Add a model provider: On the Model configuration page, expand the Add from Preset Model Providers section. Select your target provider (such as Tongyi-Qianwen, OpenAI, or DeepSeek) and fill in the connection information, including the API key.
Add Model: Click Add Custom Model, select a provider, and enter the model name and type. The system automatically generates a model ID in the format ModelName@ProviderName.
Set default models: In the default model settings section at the top of the page, select the default models for the LLM and embedding types, then click Save.

Model management operations

After the initial setup, you can also perform the following management operations:

Modify a provider's API key: In the list of added models, find the target provider and click the API Key button to the right of the provider row. Modify the API key or Base URL in the pop-up dialog box and save your changes. This simultaneously updates the key for all models under this provider.
Delete individual models: Expand the model list for the target provider, select the checkboxes for the models you want to delete, and click the Delete Selected button.
Note
The Delete Selected button appears only after you select at least one model.
Delete a provider and all its models: Click the Delete All button to the right of the provider row.

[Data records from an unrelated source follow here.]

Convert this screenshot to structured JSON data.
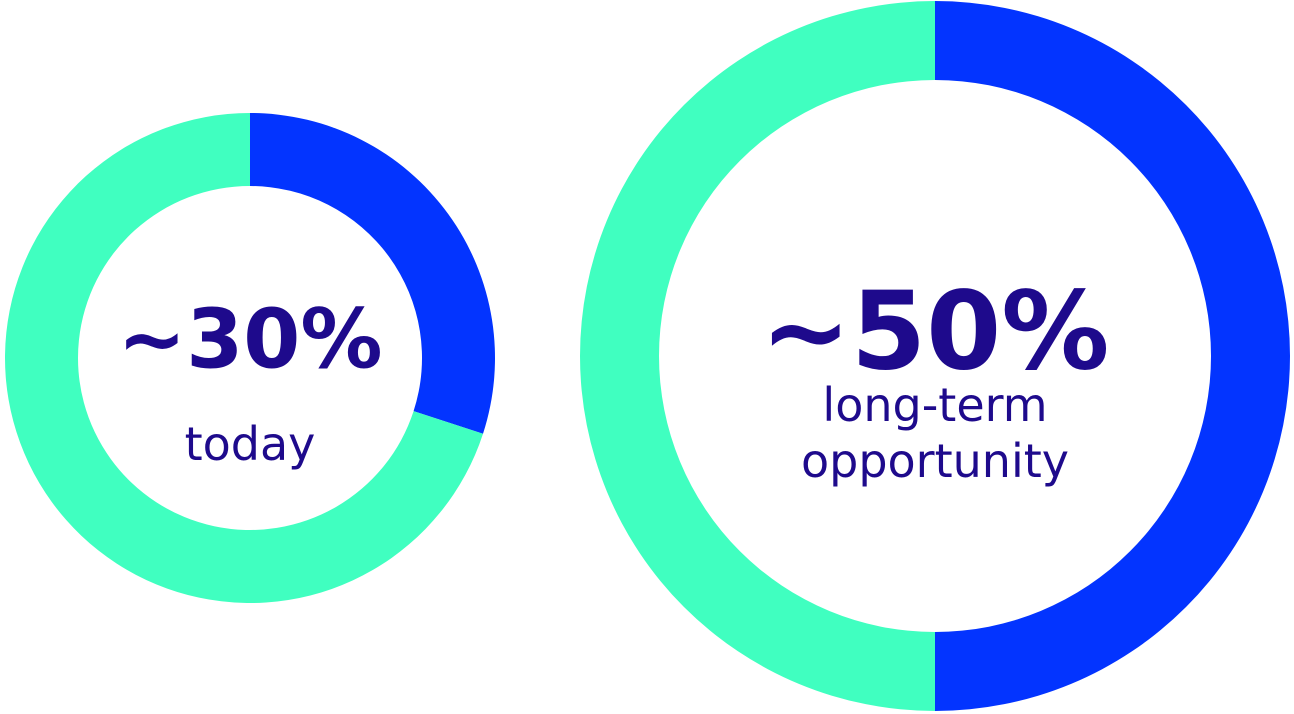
{
  "colors": {
    "filled": "#0334FF",
    "remaining": "#40FFC0",
    "text": "#1E0A8C",
    "background": "#FFFFFF"
  },
  "chart_data": [
    {
      "type": "pie",
      "style": "donut",
      "categories": [
        "share",
        "rest"
      ],
      "values": [
        30,
        70
      ],
      "value_label": "~30%",
      "caption": [
        "today"
      ]
    },
    {
      "type": "pie",
      "style": "donut",
      "categories": [
        "share",
        "rest"
      ],
      "values": [
        50,
        50
      ],
      "value_label": "~50%",
      "caption": [
        "long-term",
        "opportunity"
      ]
    }
  ]
}
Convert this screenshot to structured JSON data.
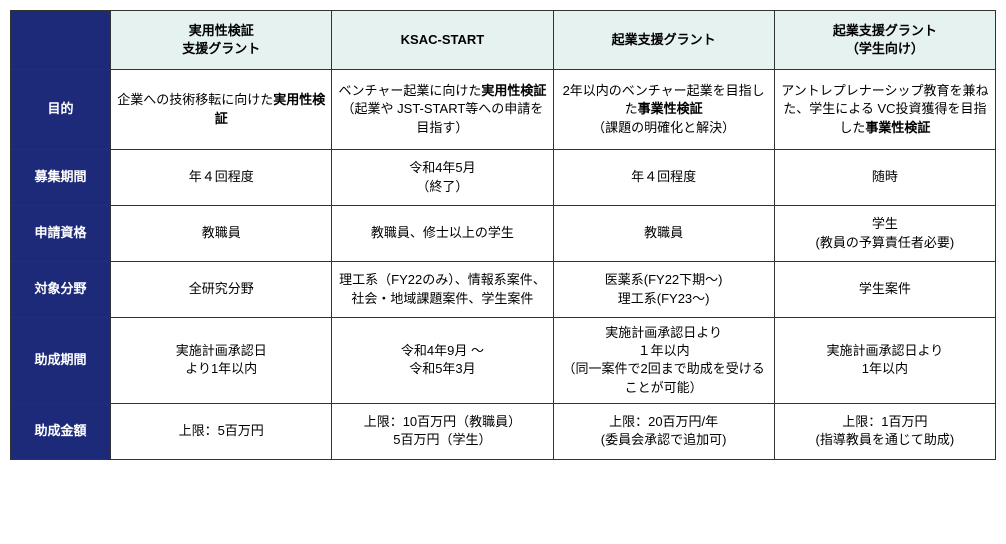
{
  "columns": {
    "c1": "実用性検証\n支援グラント",
    "c2": "KSAC-START",
    "c3": "起業支援グラント",
    "c4": "起業支援グラント\n（学生向け）"
  },
  "rows": {
    "purpose": {
      "label": "目的",
      "c1_pre": "企業への技術移転に向けた",
      "c1_bold": "実用性検証",
      "c2_pre": "ベンチャー起業に向けた",
      "c2_bold": "実用性検証",
      "c2_post": "（起業や JST-START等への申請を目指す）",
      "c3_pre": "2年以内のベンチャー起業を目指した",
      "c3_bold": "事業性検証",
      "c3_post": "（課題の明確化と解決）",
      "c4_pre": "アントレプレナーシップ教育を兼ねた、学生による VC投資獲得を目指した",
      "c4_bold": "事業性検証"
    },
    "period": {
      "label": "募集期間",
      "c1": "年４回程度",
      "c2": "令和4年5月\n（終了）",
      "c3": "年４回程度",
      "c4": "随時"
    },
    "elig": {
      "label": "申請資格",
      "c1": "教職員",
      "c2": "教職員、修士以上の学生",
      "c3": "教職員",
      "c4": "学生\n(教員の予算責任者必要)"
    },
    "field": {
      "label": "対象分野",
      "c1": "全研究分野",
      "c2": "理工系（FY22のみ）、情報系案件、社会・地域課題案件、学生案件",
      "c3": "医薬系(FY22下期～)\n理工系(FY23～)",
      "c4": "学生案件"
    },
    "support_period": {
      "label": "助成期間",
      "c1": "実施計画承認日\nより1年以内",
      "c2": "令和4年9月 ～\n令和5年3月",
      "c3": "実施計画承認日より\n１年以内\n（同一案件で2回まで助成を受けることが可能）",
      "c4": "実施計画承認日より\n1年以内"
    },
    "amount": {
      "label": "助成金額",
      "c1": "上限：5百万円",
      "c2": "上限：10百万円（教職員）\n5百万円（学生）",
      "c3": "上限：20百万円/年\n(委員会承認で追加可)",
      "c4": "上限：1百万円\n(指導教員を通じて助成)"
    }
  }
}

After confirmation, the system will remove the provider's API key record and all models under it.
Reload Configured Models: If you modify environment variables such as LLM_MODEL, LLM_API_KEY, and EMBEDDING_MODEL in the server-side .env file, you can click the Reload Configured Models button to synchronize the model configuration from the environment variables to the configuration file without restarting the service.

Supported model providers

The system has presets for the following mainstream model providers (partial list):

Provider	Supported types	Description
Tongyi-Qianwen	LLM, embedding, rerank, VLM	Alibaba Cloud Tongyi-Qianwen
OpenAI	LLM, embedding, VLM	Official OpenAI
DeepSeek	LLM	DeepSeek
ZHIPU-AI	LLM, embedding, rerank	ZHIPU-AI GLM
Ollama	LLM, embedding	Supports local model deployment
Azure-OpenAI	LLM, embedding, VLM	Azure-hosted OpenAI
Bedrock	LLM, embedding, VLM	AWS Bedrock

Note

This is only a partial list. For the complete list of providers, see the Add from Preset Model Providers section on the Model configuration page.

Troubleshooting

If you encounter problems during model configuration, refer to the following troubleshooting solutions:

Symptom	Possible cause	Solution
The document status remains `pending`.	The default LLM or embedding model is not configured.	Go to the Model configuration page and ensure the default LLM and embedding models are set correctly.
API key invalid	The API key is invalid or has expired.	Check that the model provider's API key is correct. Use the connection test feature to validate the key. If the key has expired, generate a new one from the model provider's platform.
Connection timeout	Network connection timed out.	Check network connectivity and confirm that the knowledge platform's environment can access the model provider's API endpoint. If you are using a VPC network, verify that your security group and allowlist configurations are correct.
Model not found	The model name is incorrect or is not in the provider's supported list.	Confirm that the model name is spelled correctly and check that the model is available in the corresponding provider's list of supported models.